4. Decide whether the library is a typology or a real taxonomy by asking what theory would let categories consolidate over time.

## Decision Flow

```mermaid
flowchart TD
  A[Knowledge capture request] --> B{Knowledge type}
  B -->|Declarative| C[Use interviews, document analysis, structured schemas]
  B -->|Procedural classify| D[Use observation, examples, contrastive cases]
  B -->|Procedural change| E[Use process tracing, simulation, replay, intervention review]
  C --> F{Automation gap high?}
  D --> F
  E --> F
  F -->|Yes| G[Do not rely on self-report alone]
  F -->|No| H[Proceed with mixed methods]
  G --> I{Representation driving capture?}
  H --> I
  I -->|Yes| J[Reset around knowledge type first]
  I -->|No| K[Design routing and taxonomy]
  J --> K
```

## Working Model

- Expertise has an automation gap. The knowledge that makes experts fast and reliable is often the part they can least report directly.
- Knowledge has architecture. Declarative facts, procedural classification, and procedural change skills are different targets and need different capture strategies.
- Methods are not neutral. Interviews, concept maps, protocol analysis, and observation open access to different layers of cognition.
- Representation bias is circular. If rules, templates, or embeddings dictate capture method, you will overfit the knowledge to the format.
- Taxonomies should reduce, not just proliferate. Growth without consolidation signals missing theory.

## Failure Modes

- Interviewing experts and mistaking articulate explanations for complete knowledge capture.
- Choosing capture methods because they map neatly to a preferred output format.
- Using one expert or one method and assuming the blind spots will average out.
- Routing skills by keyword or name when the real difference is knowledge type.
- Growing a capability library by accretion instead of revising the underlying organizing theory.

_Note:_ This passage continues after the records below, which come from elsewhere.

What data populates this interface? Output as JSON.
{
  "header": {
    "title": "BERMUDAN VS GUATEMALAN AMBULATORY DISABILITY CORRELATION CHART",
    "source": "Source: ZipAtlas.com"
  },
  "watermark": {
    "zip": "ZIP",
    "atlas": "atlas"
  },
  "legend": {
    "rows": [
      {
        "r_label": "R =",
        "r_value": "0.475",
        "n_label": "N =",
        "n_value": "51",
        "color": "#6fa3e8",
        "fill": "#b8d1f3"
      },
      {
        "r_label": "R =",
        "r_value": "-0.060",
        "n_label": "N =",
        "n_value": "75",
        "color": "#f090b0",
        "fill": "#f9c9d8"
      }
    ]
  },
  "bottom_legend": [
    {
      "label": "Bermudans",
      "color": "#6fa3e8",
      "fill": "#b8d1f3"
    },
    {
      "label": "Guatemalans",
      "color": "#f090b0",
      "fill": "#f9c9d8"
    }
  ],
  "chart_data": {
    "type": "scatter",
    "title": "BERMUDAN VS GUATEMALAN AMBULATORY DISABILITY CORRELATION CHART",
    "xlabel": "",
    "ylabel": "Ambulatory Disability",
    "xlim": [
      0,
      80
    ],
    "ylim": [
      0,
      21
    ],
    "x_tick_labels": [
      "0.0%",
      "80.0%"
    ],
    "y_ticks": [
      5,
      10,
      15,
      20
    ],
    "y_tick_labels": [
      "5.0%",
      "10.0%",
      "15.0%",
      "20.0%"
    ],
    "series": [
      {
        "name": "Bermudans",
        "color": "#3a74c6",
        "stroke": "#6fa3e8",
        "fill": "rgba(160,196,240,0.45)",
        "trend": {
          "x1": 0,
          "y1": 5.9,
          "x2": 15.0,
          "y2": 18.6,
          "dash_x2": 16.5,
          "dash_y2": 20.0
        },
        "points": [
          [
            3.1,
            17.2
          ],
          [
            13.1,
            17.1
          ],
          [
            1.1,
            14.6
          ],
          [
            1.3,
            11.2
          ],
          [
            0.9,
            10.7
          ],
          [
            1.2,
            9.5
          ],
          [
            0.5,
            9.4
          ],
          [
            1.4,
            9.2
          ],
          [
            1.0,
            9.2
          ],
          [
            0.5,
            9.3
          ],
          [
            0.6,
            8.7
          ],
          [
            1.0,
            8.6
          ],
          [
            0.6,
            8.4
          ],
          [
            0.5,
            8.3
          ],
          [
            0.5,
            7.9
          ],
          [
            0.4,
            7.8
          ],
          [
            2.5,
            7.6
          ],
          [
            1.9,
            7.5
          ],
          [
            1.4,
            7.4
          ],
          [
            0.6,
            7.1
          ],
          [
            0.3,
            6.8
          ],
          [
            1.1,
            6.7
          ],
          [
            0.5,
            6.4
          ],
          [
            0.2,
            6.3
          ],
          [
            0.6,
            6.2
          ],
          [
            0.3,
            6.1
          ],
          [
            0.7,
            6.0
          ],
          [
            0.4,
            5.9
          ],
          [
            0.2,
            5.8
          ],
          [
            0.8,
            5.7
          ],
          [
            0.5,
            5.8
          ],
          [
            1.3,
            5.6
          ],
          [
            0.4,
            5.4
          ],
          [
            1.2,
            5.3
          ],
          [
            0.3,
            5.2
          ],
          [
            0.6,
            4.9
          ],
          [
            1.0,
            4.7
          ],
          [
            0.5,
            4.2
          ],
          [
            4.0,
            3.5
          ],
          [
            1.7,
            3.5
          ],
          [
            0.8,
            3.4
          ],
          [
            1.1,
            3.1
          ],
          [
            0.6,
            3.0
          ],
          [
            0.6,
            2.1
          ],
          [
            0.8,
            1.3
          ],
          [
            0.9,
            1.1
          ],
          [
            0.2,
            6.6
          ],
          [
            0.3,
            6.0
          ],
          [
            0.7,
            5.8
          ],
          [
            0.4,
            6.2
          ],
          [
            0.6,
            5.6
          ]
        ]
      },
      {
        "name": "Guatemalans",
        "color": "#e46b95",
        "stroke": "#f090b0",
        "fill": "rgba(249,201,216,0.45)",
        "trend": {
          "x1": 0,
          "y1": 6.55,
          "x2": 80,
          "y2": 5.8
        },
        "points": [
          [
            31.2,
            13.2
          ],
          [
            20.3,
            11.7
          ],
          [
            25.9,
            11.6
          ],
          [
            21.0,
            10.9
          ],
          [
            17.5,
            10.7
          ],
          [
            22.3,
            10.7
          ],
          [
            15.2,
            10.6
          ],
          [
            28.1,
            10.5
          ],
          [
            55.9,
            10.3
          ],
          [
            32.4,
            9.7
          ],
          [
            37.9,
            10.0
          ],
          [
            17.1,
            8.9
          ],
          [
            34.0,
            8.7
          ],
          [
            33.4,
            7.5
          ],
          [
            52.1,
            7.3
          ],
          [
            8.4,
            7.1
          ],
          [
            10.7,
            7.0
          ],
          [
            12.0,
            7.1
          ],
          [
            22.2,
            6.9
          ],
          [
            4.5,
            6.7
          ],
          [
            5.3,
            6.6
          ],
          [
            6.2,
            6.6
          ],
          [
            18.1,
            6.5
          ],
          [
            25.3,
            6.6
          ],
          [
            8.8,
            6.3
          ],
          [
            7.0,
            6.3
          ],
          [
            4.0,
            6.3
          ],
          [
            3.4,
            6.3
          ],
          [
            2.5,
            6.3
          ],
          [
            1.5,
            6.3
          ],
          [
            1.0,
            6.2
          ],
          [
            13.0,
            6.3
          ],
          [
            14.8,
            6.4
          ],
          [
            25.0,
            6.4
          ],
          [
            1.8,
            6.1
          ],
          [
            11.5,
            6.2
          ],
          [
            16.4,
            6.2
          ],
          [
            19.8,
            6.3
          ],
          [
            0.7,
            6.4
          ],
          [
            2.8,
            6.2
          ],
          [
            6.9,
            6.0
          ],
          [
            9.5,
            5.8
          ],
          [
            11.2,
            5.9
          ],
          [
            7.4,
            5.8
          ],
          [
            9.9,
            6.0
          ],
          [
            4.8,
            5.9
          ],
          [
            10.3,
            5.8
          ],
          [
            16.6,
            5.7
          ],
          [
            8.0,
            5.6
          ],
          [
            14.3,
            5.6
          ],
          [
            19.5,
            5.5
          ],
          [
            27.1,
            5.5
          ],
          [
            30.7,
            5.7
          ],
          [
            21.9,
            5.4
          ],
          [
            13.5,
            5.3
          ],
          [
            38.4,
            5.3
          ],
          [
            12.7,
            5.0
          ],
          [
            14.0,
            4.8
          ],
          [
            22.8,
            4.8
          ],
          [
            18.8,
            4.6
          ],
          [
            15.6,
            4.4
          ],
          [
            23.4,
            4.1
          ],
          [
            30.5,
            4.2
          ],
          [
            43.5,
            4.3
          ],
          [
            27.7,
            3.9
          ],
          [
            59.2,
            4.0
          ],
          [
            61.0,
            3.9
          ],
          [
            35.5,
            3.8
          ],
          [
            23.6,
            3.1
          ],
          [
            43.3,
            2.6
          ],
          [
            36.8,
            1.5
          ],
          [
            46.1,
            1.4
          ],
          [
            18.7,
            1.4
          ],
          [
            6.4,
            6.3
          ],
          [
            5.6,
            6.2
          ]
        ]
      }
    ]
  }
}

## Anti-Patterns and Shibboleths

- Anti-pattern: collecting articulate interview answers and calling the tacit layer captured.
- Anti-pattern: designing the embedding schema or template first and then forcing the elicitation method to fit it.
- Shibboleth: if routing logic could be replaced by keyword matching with no loss, the CTA taxonomy is still too shallow.

## Worked Examples

- A dispatcher-support agent fails on edge cases even though its prompt contains expert-written rules. The likely issue is procedural knowledge captured declaratively; add observation and process tracing before rewriting the prompt.
- A large skill library keeps spawning near-duplicate skills for planning, diagnosis, and review. The likely issue is typological growth; reorganize by knowledge type produced and consumed, then consolidate.

## Fork Guidance

- Stay in-process when you are classifying one task and choosing one capture strategy.
- Fork separate subagents only when you need independent audits of knowledge type, capture method, and routing theory for the same system before merging findings.

## Quality Gates

- The target task is decomposed by knowledge type before method selection starts.
- Capture methods are justified by what knowledge they can reach, not by what output artifact they produce.
- Procedural blind spots are named explicitly when self-report is used.
- The resulting taxonomy has a path to consolidation, not just more categories.
- Routing logic uses theory about knowledge type rather than surface naming alone.

## Reference Routing

- `references/expert-knowledge-automation-gap.md`: load when experts outperform the system in ways they struggle to explain.
- `references/declarative-vs-procedural-knowledge-in-agent-systems.md`: load when representation is mismatched to the kind of expertise required.
- `references/method-selection-drives-knowledge-outcomes.md`: load when choosing among capture methods.
- `references/representation-bias-and-knowledge-fidelity.md`: load when format is starting to dictate what knowledge gets captured.
- `references/skill-selection-as-cognitive-task-analysis-problem.md`: load when routing or orchestration fails on ambiguous cases.
- `references/building-theory-driven-agent-capability-taxonomies.md`: load when the library needs an organizing theory instead of more names.
- `references/taxonomy-theory-and-the-proliferation-trap.md`: load when category growth outpaces explanatory power.